Nevertheless, these concerns do not crop up in Pusan where strong volume growth has put pressure on capacity. "The supply-demand situation there is such that there's no space left, and the developments are absolutely necessary, and that was one of things that interested us," Leech says.

So what sort of return on investment does make a project viable? "That is a very difficult question to answer, it depends on the market situation, the competitive situation, the risk situation. There is no one reply, each project is different, each geographic area is different, though I would say that we probably look for higher returns than our competitors," Sforza says, and Leech adds: "It's not only about returns for us. If you are looking at a deal that has been difficult to finance, the project has to stand by itself in terms of generated cash-flows for the first 10-12 years. So you have to look at returns on a long term basis."

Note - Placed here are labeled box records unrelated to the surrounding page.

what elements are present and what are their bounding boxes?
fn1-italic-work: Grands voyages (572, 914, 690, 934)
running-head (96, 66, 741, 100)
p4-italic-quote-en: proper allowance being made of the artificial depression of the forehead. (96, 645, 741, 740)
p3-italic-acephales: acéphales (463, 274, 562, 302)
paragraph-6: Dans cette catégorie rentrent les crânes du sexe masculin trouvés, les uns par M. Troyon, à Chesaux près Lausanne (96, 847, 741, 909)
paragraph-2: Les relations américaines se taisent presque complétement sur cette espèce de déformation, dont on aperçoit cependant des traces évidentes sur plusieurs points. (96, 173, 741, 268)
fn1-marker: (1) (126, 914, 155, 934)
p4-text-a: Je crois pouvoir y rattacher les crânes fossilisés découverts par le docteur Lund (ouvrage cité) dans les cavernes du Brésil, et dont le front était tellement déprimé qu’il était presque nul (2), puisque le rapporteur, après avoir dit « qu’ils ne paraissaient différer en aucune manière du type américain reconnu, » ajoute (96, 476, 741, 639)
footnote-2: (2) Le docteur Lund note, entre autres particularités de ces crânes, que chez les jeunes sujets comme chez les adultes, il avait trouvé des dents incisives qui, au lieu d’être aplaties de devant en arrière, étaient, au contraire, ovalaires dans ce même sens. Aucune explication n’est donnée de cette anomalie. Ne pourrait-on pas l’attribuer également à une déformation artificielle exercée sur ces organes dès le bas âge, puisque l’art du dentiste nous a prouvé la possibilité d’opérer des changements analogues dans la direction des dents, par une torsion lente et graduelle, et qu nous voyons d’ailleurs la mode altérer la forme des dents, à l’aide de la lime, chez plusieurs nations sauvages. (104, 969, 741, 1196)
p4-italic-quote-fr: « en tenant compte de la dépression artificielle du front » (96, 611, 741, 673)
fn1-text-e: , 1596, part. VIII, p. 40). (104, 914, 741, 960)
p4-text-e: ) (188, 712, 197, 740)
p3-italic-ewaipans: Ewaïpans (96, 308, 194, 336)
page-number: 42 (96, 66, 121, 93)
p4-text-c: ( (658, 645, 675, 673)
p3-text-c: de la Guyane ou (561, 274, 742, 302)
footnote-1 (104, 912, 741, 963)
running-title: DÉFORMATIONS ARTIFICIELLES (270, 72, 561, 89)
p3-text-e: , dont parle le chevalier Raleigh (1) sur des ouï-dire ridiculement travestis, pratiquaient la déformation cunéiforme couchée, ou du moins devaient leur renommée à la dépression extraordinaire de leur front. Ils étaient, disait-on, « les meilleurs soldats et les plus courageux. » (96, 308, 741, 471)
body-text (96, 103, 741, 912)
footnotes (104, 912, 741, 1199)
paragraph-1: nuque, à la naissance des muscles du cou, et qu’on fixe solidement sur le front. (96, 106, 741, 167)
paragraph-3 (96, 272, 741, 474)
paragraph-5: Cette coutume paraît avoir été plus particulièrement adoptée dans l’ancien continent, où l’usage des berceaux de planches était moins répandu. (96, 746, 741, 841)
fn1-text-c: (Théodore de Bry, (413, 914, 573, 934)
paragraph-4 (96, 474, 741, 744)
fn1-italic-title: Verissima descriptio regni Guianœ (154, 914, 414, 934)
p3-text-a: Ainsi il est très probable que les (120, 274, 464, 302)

Despite the structural economic uncertainty surrounding the container shipping industry, Sforza has confidence in the future of the terminal market: "The economics that we have been faced with over the last couple of years have hit the market, there's no question. On the other hand, in the conversations that I have had with lenders I've been told that they are always willing to finance good projects. Project finance in our industry is here to stay, the funds are out there for the right projects, and the right operators - our reputation helps us secure the finance, because the lending community has confidence in us."

And Leech concludes that the drop in confidence of some banks has actually had a positive effect. "What we have seen is that project finance banks have been whittled down. There are fewer participating, but those that are, are making the clear distinction between the container terminal industry and other projects such as power or water. It's a different competitive environment with different needs and different risks. The banks that can see this distinction are the ones that are willing to finance the projects, and in many ways that makes it easier for us."